Le aziende devono decarbonizzare per rimanere competitive, è la sintesi dei risultati di un nuovo rapporto, che riguarda la Gran Bretagna, ma che può essere estesa all'Italia e all'UE.

Il governo britannico avverte che i settori chiave dell'economia, incluse le industrie automobilistiche e chimiche, rischiano di perdere la concorrenza straniera se non si adattano alla crescente domanda di beni e servizi a basso contenuto di carbonio. E prende provvedimenti, a differenza dell'Italia.

Alcune delle industrie più preziose del Regno Unito soffriranno a meno che non saranno capaci di adattarsi alla crescente domanda globale di beni e servizi ecologici, ammonisce un nuovo rapporto.

Il rapporto "Made Smarter", pubblicato dal governo britannico, rivela che le industrie automobilistiche e chimiche del Regno Unito, così come il settore dei servizi finanziari, sono vulnerabili nella transizione verso le basse emissioni di CO2 scatenata dall'accordo di Parigi.

Per esempio, il settore chimico del Regno Unito è ad alta intensità di carbonio, contribuendo per il 13% di tutte le emissioni dirette di gas serra prodotte nel paese. Il rapporto avverte che il settore potrebbe rivelarsi vulnerabile se i clienti internazionali iniziassero a favorire tecniche di produzione più efficienti in termini di CO2.

Allo stesso modo, il settore automobilistico del Regno Unito è in ritardo sul mercato globale delle esportazioni di veicoli elettrici, nonostante la posizione del paese come azienda automobilistica leader, avverte il giornale. Le stesse considerazioni, è evidente, possono essere fatte per il colosso italo-yankee FCA, clamorosamente indietro nella mobilità a basse emissioni.

Jürgen Maier, amministratore delegato di Siemens UK, tra i curatori del rapporto, sottolinea che l'industria britannica ha bisogno di investire nelle ultime tecnologie per promuovere la competitività internazionale. "Investendo nelle ultime tecnologie digitali, si può aumentare la produttività industriale del 25% e ridurre le emissioni di carbonio del 4,5% entro il 2025."

Il rapporto segue il lancio all'inizio di questa settimana della strategia industriale tanto attesa del Regno Unito, che promette di "massimizzare i vantaggi per l'industria britannica nel passaggio globale all'economia pulita" come parte di un piano generale per rilanciare la crescita economica più ampia e rilanciare il Regno Unito.

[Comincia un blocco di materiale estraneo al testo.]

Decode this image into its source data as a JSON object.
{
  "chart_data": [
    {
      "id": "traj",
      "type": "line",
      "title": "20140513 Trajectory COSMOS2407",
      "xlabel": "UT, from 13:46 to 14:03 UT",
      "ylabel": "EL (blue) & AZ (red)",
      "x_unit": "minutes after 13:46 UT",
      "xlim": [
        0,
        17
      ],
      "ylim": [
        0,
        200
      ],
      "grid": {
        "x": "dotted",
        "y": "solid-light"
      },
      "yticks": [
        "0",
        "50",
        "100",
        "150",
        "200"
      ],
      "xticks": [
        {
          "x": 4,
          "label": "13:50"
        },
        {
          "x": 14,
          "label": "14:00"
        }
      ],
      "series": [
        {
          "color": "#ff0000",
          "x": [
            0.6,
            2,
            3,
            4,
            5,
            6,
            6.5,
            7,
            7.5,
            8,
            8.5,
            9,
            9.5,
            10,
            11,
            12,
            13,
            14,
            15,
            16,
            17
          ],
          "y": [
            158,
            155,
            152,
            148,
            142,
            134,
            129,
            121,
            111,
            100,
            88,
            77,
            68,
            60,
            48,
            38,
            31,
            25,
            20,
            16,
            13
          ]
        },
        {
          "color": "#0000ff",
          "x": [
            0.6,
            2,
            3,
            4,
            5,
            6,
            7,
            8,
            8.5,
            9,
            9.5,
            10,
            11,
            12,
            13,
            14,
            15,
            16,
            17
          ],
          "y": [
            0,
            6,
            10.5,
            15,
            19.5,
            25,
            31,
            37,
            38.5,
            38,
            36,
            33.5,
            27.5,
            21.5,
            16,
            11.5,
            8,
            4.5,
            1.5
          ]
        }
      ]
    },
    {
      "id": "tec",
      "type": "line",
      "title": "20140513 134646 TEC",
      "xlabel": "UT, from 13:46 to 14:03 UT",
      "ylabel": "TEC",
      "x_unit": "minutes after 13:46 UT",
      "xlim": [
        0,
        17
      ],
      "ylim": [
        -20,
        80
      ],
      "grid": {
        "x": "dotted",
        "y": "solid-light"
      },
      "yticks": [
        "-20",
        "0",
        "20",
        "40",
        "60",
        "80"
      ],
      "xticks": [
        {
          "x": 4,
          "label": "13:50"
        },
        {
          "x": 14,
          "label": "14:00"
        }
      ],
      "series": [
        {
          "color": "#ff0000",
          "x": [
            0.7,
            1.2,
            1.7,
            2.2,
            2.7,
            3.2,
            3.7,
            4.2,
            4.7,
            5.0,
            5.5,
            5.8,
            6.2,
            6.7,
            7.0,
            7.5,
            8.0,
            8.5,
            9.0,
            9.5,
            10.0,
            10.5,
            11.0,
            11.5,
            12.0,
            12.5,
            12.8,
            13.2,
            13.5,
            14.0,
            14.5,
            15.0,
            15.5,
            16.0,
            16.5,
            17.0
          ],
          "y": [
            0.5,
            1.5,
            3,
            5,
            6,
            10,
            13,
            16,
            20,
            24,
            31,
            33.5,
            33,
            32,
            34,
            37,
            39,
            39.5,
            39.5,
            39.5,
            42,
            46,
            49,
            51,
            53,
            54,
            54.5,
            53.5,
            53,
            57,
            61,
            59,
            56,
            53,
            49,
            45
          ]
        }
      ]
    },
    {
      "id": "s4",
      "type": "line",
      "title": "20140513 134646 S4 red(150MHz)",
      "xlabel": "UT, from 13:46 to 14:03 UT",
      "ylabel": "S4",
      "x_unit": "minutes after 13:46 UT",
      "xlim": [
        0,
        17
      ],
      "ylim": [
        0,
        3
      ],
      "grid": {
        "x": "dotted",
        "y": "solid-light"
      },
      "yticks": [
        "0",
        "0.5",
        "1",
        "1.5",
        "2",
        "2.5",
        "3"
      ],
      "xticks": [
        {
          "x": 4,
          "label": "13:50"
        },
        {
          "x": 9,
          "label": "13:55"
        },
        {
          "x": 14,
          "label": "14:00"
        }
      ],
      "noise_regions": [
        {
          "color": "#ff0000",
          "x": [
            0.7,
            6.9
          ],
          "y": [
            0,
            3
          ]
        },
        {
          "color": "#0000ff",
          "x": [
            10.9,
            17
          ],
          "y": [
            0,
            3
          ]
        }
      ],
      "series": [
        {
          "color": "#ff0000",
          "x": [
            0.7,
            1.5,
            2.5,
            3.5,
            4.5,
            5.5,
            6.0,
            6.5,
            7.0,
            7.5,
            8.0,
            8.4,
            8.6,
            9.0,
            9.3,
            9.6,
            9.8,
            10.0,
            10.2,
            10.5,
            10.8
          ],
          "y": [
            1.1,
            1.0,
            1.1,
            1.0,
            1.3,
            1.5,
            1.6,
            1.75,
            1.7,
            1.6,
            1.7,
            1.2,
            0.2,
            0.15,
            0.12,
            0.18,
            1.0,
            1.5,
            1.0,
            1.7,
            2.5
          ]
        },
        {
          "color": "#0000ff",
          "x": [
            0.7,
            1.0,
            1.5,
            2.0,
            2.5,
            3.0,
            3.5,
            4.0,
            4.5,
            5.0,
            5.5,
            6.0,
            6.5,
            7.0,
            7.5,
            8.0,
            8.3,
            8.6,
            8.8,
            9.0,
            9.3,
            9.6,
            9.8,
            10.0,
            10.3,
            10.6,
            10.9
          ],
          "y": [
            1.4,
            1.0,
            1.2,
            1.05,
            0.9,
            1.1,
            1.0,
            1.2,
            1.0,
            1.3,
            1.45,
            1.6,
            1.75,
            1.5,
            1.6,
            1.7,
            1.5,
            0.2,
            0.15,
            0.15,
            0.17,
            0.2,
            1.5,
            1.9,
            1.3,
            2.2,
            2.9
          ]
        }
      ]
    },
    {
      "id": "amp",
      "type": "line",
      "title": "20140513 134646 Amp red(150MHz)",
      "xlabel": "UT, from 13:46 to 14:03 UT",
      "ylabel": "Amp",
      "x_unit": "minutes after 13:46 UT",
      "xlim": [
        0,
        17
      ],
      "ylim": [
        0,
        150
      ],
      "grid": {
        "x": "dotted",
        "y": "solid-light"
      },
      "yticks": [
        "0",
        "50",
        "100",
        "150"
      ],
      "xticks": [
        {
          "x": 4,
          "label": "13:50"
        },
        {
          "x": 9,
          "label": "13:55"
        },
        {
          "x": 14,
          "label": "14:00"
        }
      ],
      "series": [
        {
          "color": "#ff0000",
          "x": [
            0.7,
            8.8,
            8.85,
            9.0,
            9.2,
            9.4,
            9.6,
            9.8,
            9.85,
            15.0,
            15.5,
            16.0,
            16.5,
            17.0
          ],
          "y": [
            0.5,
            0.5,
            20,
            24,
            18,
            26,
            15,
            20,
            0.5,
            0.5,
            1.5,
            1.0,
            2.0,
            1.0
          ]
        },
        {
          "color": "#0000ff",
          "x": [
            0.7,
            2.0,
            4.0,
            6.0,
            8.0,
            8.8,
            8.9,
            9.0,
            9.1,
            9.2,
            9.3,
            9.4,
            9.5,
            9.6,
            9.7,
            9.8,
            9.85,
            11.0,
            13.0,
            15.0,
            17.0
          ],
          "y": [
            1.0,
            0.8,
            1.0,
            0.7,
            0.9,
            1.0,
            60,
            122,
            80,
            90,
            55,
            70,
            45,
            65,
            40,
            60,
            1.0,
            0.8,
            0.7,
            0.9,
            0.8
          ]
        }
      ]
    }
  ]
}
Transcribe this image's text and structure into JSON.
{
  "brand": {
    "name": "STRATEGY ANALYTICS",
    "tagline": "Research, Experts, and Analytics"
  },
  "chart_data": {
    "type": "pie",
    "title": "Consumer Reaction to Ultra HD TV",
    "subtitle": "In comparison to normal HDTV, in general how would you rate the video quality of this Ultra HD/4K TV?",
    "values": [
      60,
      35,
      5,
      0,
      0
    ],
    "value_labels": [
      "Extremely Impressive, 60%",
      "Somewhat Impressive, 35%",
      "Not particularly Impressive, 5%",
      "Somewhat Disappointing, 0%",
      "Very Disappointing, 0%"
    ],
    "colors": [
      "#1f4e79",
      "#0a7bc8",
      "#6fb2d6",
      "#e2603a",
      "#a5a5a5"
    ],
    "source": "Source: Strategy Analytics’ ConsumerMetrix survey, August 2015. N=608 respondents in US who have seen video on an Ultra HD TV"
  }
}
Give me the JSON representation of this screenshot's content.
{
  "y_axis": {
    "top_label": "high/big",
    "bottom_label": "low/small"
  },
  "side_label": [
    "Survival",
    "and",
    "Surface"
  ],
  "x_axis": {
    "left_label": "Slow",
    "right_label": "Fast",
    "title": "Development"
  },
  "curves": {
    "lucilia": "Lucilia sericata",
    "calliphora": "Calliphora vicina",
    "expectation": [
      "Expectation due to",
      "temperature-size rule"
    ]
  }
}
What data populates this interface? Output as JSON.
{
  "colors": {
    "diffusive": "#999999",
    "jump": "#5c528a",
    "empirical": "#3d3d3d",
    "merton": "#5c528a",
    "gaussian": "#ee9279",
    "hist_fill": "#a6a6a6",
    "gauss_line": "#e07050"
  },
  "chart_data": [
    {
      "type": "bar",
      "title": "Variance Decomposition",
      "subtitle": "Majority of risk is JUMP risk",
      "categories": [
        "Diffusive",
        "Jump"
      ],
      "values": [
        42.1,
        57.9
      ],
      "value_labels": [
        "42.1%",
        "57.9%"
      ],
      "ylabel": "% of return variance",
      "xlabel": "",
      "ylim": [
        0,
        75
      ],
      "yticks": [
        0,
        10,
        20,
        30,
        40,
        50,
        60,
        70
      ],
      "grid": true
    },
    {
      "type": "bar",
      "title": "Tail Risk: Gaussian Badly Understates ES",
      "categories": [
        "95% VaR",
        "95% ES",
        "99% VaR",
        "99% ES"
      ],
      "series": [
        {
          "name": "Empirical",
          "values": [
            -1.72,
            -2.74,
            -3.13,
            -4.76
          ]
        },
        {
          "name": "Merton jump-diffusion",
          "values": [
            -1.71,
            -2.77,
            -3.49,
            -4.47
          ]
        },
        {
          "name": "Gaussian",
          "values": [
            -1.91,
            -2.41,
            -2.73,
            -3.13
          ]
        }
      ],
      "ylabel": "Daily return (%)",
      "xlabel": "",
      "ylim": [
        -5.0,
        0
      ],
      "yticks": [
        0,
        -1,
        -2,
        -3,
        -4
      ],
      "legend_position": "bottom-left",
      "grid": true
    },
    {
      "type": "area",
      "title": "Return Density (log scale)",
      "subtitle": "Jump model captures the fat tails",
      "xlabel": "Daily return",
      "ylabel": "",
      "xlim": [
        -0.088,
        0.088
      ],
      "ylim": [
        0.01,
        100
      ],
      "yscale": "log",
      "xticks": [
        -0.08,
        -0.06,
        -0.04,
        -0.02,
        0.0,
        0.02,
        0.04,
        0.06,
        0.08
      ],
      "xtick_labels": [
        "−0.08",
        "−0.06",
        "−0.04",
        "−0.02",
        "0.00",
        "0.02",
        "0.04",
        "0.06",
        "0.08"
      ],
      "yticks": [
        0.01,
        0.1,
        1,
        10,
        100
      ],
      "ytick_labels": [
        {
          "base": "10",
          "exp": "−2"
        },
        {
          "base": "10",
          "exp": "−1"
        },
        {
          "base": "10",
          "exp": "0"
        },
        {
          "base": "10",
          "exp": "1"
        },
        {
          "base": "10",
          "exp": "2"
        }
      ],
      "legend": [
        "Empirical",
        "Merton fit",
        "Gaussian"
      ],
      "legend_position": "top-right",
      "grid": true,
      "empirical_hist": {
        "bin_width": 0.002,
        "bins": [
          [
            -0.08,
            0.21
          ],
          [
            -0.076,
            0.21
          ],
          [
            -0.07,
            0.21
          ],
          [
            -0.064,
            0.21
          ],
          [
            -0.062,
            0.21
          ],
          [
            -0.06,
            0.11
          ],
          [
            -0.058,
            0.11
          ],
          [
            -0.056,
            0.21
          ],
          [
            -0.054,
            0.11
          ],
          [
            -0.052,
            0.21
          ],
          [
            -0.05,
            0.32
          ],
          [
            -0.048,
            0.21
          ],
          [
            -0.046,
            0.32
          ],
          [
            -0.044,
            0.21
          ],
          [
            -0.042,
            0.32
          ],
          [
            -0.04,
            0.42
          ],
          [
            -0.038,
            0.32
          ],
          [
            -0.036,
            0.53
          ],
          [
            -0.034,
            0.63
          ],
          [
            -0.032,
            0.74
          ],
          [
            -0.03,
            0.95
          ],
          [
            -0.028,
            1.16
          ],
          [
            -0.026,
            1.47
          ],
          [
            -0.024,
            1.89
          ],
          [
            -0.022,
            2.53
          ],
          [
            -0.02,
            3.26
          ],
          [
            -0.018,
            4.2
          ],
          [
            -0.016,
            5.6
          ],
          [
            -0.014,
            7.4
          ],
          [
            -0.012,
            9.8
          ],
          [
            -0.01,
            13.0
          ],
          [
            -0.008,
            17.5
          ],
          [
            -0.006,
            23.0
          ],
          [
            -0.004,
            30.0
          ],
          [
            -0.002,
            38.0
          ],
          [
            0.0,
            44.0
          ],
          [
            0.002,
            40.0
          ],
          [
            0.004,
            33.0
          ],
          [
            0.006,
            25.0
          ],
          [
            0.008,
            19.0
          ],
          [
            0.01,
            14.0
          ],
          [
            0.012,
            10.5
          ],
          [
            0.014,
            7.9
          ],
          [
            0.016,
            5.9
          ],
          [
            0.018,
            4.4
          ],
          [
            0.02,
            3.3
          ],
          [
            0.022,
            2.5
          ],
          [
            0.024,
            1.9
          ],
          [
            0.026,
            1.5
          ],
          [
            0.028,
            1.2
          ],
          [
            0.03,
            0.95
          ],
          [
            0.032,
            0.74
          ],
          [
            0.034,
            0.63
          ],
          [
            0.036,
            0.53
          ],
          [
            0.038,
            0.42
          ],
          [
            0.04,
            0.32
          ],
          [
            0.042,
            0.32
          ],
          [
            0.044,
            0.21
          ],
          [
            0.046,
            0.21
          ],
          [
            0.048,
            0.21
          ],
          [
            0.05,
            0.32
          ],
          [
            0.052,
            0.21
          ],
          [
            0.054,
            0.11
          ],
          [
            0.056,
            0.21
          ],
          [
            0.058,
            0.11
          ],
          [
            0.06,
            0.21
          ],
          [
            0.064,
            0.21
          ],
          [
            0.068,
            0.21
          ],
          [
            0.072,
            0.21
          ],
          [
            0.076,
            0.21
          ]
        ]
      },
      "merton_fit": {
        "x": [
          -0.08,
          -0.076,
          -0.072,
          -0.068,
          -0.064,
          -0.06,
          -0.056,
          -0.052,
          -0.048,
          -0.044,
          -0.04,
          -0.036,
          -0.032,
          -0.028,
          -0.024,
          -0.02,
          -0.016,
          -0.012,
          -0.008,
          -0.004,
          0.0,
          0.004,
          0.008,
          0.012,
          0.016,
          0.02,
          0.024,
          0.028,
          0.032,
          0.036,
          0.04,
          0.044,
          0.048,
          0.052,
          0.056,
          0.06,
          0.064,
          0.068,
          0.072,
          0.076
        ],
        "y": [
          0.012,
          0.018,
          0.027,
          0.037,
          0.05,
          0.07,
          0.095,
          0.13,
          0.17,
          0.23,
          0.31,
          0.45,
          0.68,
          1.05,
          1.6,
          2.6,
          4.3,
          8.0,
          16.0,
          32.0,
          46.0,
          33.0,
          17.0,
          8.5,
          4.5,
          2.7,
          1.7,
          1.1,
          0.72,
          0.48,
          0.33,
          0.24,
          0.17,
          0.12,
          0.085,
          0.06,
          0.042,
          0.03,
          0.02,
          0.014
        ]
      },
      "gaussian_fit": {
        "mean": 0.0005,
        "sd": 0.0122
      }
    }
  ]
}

Il governo ha evidenziato una serie di misure volte ad aiutare la decarbonizzazione delle industrie, compresi i recenti finanziamenti per i veicoli elettrici, le proposte per un nuovo programma di cattura del carbonio (vedi Islanda: ancora passi avanti nella cattura di CO2) da 100 milioni di sterline e gli sforzi per consolidare la posizione del Regno Unito come centro finanziario verde.

Christine Allen, direttrice della politica dell'associazione Christian Aid, ha affermato che le nuove politiche mettono il governo sulla strada giusta, ma ora è necessario un sostegno più concreto per aiutare le imprese a competere a livello internazionale.

"Ora è necessario un allineamento intergovernativo sulla politica interna e internazionale, per sostenere le imprese del Regno Unito nella costruzione delle competenze che il mondo ora richiede", ha affermato.

La politica energetica in funzione Parigi è intrapresa con vigore non solo dai governi dei paesi più eco-sensibili, come l'Olanda (vedi Ancora tegole per il carbone), ma anche da tradizionali inquinatori come il Regno Unito. Questo è segno che queste politiche non sono idealiste o appannaggio solo di paesi ricchi e snob, ma rappresentano un fattore di competitività per il sistema economico nazionale.

L'Italia, se in questi anni chiave continuerà a buttare soldi pubblici per fini elettoralisti e clientelari, come sta ampiamente facendo ora, e soprattutto se l'unica politica economica sarà quella di attirare le multinazionali più sprecone col miraggio dei bassi salari, rimarrà tagliata fuori dall'economia. Aspettiamoci un ruolo di paese di serie B.